From Christianity: the First Three Thousand Years by Diarmaid MacCulloch, pg 242:


Thus from a very early date comes that peculiar Ethiopian arrangement which persisted for sixteen hundred years, as late as 1951: the presiding bishop (abun) in the Church of Ethiopia was never a native Ethiopian, but an import from the Coptic Church hundreds of miles to the north, and there was rarely any other bishop present in the whole country. 

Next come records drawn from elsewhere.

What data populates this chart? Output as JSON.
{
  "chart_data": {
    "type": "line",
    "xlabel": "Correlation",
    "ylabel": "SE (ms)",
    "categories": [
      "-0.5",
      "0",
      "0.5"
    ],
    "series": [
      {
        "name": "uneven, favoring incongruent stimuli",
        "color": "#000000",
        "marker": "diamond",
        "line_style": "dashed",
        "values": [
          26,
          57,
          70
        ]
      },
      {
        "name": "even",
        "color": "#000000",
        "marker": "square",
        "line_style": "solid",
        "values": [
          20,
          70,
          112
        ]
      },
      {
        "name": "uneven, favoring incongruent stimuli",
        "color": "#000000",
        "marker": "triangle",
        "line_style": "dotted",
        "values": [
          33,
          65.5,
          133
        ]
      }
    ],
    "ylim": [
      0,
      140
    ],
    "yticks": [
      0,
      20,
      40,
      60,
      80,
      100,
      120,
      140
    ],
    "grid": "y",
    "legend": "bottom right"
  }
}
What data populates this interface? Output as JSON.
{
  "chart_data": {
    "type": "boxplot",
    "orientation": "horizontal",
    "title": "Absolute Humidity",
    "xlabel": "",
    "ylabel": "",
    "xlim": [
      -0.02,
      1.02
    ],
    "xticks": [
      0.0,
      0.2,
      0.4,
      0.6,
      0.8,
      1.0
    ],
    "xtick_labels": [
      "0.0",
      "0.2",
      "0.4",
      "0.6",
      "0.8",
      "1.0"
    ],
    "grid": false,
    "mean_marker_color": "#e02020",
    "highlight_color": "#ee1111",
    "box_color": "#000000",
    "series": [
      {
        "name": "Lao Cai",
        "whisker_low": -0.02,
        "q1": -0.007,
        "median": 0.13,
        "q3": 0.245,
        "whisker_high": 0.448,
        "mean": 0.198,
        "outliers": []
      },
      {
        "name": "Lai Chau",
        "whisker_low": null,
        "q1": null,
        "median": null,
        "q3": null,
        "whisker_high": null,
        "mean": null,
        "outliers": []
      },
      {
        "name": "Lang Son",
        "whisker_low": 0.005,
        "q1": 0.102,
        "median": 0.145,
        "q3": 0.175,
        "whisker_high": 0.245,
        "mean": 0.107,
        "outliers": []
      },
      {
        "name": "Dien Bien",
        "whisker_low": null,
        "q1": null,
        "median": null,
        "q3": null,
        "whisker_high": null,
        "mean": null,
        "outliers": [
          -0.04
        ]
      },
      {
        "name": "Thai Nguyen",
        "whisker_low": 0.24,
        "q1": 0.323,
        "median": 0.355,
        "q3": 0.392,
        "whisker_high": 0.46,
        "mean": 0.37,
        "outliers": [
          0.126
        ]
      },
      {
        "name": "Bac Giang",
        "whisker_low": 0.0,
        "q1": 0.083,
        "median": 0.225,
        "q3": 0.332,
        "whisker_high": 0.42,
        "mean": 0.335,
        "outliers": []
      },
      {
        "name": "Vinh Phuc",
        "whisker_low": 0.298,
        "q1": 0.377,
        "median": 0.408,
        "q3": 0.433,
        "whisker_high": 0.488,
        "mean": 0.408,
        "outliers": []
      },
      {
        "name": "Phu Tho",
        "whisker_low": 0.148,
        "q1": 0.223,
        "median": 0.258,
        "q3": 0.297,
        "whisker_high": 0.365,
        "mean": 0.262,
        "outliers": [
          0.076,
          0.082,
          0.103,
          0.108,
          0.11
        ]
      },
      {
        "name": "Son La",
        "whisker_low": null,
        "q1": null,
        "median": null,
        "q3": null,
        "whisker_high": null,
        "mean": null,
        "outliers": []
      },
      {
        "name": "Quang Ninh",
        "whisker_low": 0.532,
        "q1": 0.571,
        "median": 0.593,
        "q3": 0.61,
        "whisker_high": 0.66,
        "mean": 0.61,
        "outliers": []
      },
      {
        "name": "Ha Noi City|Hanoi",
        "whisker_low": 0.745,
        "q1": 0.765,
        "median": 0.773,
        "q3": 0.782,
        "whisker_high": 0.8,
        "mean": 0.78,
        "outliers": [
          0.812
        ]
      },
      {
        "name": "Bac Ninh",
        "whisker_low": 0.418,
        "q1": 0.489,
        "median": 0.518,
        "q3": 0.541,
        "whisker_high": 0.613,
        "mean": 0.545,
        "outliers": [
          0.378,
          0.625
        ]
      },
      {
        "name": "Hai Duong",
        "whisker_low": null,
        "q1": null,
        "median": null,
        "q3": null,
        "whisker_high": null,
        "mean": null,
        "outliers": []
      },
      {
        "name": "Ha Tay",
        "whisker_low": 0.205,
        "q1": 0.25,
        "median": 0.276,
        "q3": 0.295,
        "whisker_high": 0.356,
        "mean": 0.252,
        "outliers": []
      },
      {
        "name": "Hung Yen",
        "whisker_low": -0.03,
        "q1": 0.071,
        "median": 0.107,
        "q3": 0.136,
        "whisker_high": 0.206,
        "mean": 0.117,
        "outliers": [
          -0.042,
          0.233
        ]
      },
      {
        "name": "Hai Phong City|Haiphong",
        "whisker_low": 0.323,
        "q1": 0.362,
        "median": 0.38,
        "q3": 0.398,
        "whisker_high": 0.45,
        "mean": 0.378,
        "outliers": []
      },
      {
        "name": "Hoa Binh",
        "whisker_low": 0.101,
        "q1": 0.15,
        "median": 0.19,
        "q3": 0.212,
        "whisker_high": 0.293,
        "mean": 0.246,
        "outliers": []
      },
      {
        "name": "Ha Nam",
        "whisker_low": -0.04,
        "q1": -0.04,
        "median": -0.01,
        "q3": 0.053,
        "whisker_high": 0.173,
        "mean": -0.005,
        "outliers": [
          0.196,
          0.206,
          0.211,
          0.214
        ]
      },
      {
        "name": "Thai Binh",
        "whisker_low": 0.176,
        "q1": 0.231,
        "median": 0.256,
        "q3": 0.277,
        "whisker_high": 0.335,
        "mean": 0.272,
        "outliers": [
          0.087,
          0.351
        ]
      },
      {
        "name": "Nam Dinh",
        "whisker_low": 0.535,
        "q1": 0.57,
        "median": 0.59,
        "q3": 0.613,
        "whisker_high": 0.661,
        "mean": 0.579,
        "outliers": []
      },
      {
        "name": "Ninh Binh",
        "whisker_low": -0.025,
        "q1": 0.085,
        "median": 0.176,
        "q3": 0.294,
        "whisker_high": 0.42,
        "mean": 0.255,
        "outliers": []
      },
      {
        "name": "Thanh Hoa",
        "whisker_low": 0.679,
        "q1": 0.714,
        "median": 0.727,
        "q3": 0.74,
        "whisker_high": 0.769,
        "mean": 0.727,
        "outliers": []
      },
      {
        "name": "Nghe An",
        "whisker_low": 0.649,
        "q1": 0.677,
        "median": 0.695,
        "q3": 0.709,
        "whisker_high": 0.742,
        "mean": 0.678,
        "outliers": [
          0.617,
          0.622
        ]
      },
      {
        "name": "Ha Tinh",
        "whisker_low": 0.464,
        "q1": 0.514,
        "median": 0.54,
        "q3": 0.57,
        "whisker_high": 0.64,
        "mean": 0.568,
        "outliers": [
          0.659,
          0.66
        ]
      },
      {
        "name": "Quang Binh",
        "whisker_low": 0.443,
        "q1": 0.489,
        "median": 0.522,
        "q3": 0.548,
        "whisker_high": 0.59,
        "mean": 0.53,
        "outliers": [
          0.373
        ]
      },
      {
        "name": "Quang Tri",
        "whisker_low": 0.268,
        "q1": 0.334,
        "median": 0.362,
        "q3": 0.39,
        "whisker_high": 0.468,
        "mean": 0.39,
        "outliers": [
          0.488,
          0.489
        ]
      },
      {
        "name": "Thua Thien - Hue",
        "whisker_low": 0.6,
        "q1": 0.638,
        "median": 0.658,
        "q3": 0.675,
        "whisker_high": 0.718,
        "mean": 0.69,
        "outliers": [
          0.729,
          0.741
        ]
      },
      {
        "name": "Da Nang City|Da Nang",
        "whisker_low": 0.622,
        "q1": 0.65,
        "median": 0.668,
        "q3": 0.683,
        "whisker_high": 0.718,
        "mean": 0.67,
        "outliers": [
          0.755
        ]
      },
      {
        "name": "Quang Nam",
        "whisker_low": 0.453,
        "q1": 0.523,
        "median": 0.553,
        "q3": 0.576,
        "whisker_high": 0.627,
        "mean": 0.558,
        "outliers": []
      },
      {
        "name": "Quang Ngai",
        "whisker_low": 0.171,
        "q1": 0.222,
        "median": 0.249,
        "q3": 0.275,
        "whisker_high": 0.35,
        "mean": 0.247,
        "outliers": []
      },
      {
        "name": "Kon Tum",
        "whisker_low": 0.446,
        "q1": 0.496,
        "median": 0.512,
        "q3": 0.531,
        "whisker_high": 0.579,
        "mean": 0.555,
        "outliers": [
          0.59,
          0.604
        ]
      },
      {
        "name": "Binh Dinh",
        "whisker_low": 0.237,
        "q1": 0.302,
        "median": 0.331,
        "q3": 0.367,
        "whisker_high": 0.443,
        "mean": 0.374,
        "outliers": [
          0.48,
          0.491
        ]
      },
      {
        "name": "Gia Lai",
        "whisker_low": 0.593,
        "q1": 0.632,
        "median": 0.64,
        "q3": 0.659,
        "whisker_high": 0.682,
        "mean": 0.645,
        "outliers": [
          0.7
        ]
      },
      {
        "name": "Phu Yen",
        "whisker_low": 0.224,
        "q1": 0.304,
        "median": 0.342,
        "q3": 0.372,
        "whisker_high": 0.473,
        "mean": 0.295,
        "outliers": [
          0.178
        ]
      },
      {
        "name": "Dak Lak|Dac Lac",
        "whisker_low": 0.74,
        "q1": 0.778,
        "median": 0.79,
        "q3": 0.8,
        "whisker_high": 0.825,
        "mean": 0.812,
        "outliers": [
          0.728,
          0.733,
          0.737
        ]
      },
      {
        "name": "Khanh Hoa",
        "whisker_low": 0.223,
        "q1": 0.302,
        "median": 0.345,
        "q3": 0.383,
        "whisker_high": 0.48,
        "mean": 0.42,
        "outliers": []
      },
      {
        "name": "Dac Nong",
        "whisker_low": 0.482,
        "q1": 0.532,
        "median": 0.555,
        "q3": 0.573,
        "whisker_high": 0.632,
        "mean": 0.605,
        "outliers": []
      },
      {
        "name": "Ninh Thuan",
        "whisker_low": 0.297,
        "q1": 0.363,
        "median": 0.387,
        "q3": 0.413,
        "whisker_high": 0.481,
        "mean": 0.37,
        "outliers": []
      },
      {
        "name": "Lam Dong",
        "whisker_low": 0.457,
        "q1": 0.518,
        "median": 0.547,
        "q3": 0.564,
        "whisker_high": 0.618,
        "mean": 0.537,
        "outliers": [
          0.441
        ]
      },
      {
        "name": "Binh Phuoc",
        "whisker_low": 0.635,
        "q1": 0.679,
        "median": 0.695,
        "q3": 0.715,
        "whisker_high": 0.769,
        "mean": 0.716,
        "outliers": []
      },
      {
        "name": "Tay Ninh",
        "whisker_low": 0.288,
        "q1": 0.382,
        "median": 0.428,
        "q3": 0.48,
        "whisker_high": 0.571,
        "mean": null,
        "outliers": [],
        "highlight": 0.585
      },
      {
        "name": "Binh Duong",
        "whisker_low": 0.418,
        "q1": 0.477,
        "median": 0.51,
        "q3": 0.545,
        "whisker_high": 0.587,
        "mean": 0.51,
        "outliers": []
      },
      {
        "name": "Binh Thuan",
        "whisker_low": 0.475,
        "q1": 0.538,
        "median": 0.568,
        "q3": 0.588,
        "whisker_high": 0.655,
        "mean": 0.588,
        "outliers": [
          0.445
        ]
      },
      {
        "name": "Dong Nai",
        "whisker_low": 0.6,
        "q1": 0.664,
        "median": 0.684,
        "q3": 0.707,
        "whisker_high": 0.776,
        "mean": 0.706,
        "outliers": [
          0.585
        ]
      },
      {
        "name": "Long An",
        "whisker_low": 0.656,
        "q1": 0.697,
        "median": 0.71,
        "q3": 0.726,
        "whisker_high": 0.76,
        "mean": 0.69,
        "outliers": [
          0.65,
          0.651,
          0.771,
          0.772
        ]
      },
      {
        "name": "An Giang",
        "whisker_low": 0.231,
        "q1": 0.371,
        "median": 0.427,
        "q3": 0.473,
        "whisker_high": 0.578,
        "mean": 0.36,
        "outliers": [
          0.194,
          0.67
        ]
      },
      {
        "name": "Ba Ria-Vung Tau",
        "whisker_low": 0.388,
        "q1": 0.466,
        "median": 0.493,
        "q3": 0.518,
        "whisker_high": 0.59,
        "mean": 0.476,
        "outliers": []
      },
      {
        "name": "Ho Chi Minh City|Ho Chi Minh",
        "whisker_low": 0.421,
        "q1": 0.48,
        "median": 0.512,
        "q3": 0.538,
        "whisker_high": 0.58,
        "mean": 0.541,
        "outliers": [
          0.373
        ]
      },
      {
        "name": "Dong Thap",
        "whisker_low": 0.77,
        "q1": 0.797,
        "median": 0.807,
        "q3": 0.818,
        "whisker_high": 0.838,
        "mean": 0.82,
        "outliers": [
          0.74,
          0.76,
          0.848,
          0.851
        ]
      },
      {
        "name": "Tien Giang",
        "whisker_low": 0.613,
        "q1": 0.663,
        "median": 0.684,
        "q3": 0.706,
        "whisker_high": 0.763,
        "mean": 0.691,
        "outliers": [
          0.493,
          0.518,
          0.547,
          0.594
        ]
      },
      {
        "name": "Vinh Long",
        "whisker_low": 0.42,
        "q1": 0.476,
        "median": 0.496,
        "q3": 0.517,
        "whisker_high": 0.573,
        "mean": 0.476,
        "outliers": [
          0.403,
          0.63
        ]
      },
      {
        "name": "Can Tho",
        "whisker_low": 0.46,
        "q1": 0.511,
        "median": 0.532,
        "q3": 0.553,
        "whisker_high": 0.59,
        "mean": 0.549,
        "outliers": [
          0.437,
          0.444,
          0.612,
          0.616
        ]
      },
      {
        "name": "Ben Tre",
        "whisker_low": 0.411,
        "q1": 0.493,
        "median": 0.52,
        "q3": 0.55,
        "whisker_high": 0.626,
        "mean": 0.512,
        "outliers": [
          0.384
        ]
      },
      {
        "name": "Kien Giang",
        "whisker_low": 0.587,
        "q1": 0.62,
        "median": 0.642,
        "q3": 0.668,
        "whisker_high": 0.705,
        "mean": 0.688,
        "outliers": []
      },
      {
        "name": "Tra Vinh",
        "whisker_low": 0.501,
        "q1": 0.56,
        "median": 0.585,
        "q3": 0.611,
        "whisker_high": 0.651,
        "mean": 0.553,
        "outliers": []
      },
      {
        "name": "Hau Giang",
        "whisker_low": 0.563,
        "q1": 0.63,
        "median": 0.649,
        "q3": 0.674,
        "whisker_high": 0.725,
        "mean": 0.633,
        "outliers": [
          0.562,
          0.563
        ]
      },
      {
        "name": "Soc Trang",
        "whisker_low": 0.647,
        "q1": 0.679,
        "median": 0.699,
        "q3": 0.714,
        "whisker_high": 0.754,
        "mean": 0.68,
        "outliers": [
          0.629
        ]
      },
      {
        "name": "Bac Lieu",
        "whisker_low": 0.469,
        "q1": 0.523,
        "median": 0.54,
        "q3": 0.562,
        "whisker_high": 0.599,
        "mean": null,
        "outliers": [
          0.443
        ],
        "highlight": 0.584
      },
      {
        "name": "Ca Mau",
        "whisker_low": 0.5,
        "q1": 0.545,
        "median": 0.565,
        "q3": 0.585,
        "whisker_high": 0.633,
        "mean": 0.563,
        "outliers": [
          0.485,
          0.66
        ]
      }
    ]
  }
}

This has meant that the abun rarely had much real power or initiative in a Church to which he came usually as an elderly stranger with a different native language. Authority was displaced elsewhere, to monarchs and to abbots of monastaries; monasticism seems to have arrived early in the Church of Ethiopia and quickly gained royal patronage. Around these leaders are still numerous hereditary dynasties of non-monastic clergy who, over the centuries, might swarm in their thousands to seek ordination on the abun's rare visits to their area. The education of the priests, deacons and cantors might not extend far beyond a detailed knowledge of how to perform the liturgy, but that was a formidable intellectual acquisition in itself. They were ordinary folk who thus shaped their religion into that of a whole people rather than simply the property of a royal elite. Over the centuries of trials and bizarre disasters that afflict the Ethiopian Church, they are the constant underlying force which has preserved its unique life against the odds.

What a great and rare example of widely shared leadership and knowledge in the early church.